2019年の12月末時点で約35万口座ほどしか開設されておらず、利用実績が少なかったことが原因です。そのため、新規の口座開設は2023年までとなっています。2024年以降に未成年者が投資を始める場合は、未成年者の特定口座で運用を行います。
2023年までにジュニアNISAで保有していた金融商品に関しては、2024年1月1日以降に払い出しが可能です。払い出し時の注意点として、子どもの年齢に関係なく全額一括払い出しであれば非課税になります。
しかし、一部だけ払い出す場合は、課税対象になるため注意してください。
2023年までにジュニアNISAで保有している商品は、子どもが成人になる18歳まではそのまま非課税口座で管理ができます。たとえば、2023年時点で子どもが10歳になる場合、残り8年間は非課税で保有し続けられるということです。
ジュニアNISAは、今のうちに利用しておくとお得な制度です。利用可能な期間も残りわずかなので、下記の記事からぜひチェックしてください。
マネーセンスカレッジのおすすめは「新NISA」に移行
新NISA制度が始まることで、現在一般NISAもしくはつみたてNISAを利用されている方は、以下の3つの選択肢があります。
- 新NISAへ移行する
- つみたてNISAを利用し続ける
- 一般NISAを2028年まで利用する
上記3つの中で、マネーセンスカレッジでは新NISAの利用をおすすめしています。
新NISAになることで、1階部分で毎年20万円分をつみたてNISAと同じ金融商品が購入できます。

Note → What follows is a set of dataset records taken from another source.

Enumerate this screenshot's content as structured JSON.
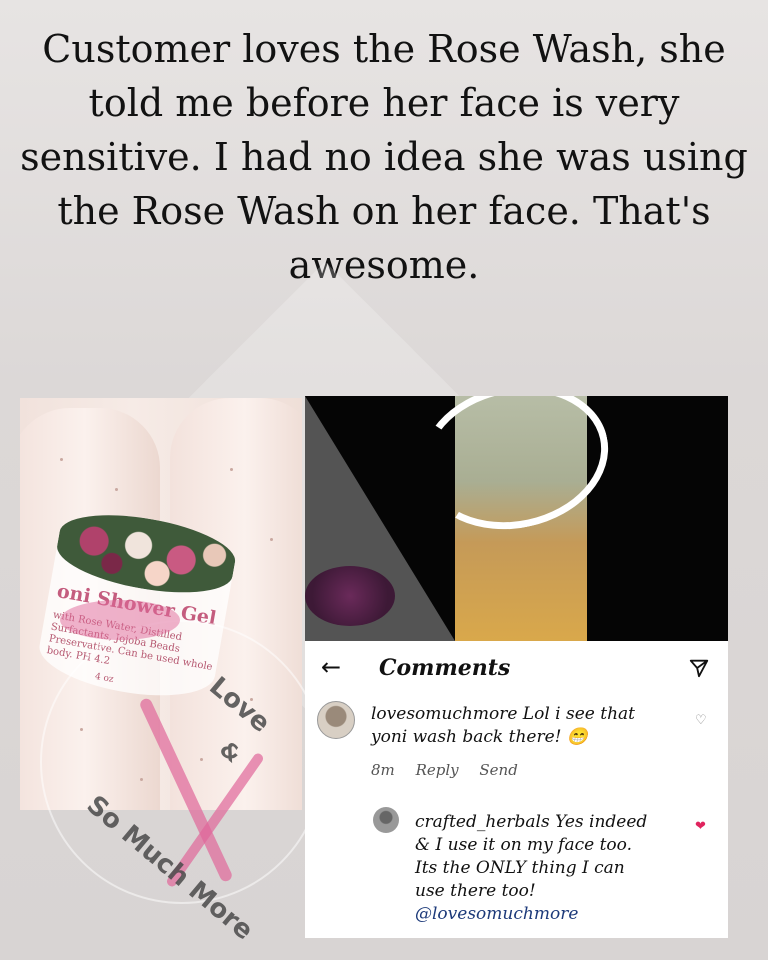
{
  "caption": "Customer loves the Rose Wash, she told me before her face is very sensitive. I had no idea she was using the Rose Wash on her face. That's awesome.",
  "product_label": {
    "title": "oni Shower Gel",
    "ingredients": "with Rose Water, Distilled Surfactants, Jojoba Beads Preservative. Can be used whole body. PH 4.2",
    "size": "4 oz"
  },
  "watermark": {
    "line1": "Love",
    "line2": "&",
    "line3": "So Much More"
  },
  "comments_panel": {
    "back_icon": "back-arrow-icon",
    "title": "Comments",
    "send_icon": "send-icon",
    "comments": [
      {
        "username": "lovesomuchmore",
        "text": "Lol i see that yoni wash back there! 😁",
        "time": "8m",
        "reply_label": "Reply",
        "send_label": "Send",
        "liked": false
      },
      {
        "username": "crafted_herbals",
        "text": "Yes indeed & I use it on my face too. Its the ONLY thing I can use there too!",
        "mention": "@lovesomuchmore",
        "liked": true
      }
    ]
  },
  "colors": {
    "like_active": "#e0245e",
    "accent_pink": "#e0679a"
  }
}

2階部分では、一般NISAとほぼ同じ商品が購入できるため、新NISAだけでアセットアロケーションを組むことが可能です。

アセットアロケーションが組めると、マネーセンスカレッジが推奨している投資戦略「全世界投資」を実施でき、安全で安定的な資産形成を行えます。
制度を把握して新NISAへの移行をスムーズに行おう!
今回、新NISAの制度や現行のNISA制度との違いについて解説しました。
NISA制度は、利益に対してかかる税金が非課税になるお得な制度です。新NISAに変更しても、投資家側にメリットが大きいことは変わりません。
ただし、2028年以降も新NISAの2階部分が利用ができるかどうかは未定です。
先の未来は誰にもわからないので、新NISAが開始される2024年に始めるのではなく、今のうちから一般NISAで投資を始めて経験値を貯めておきましょう。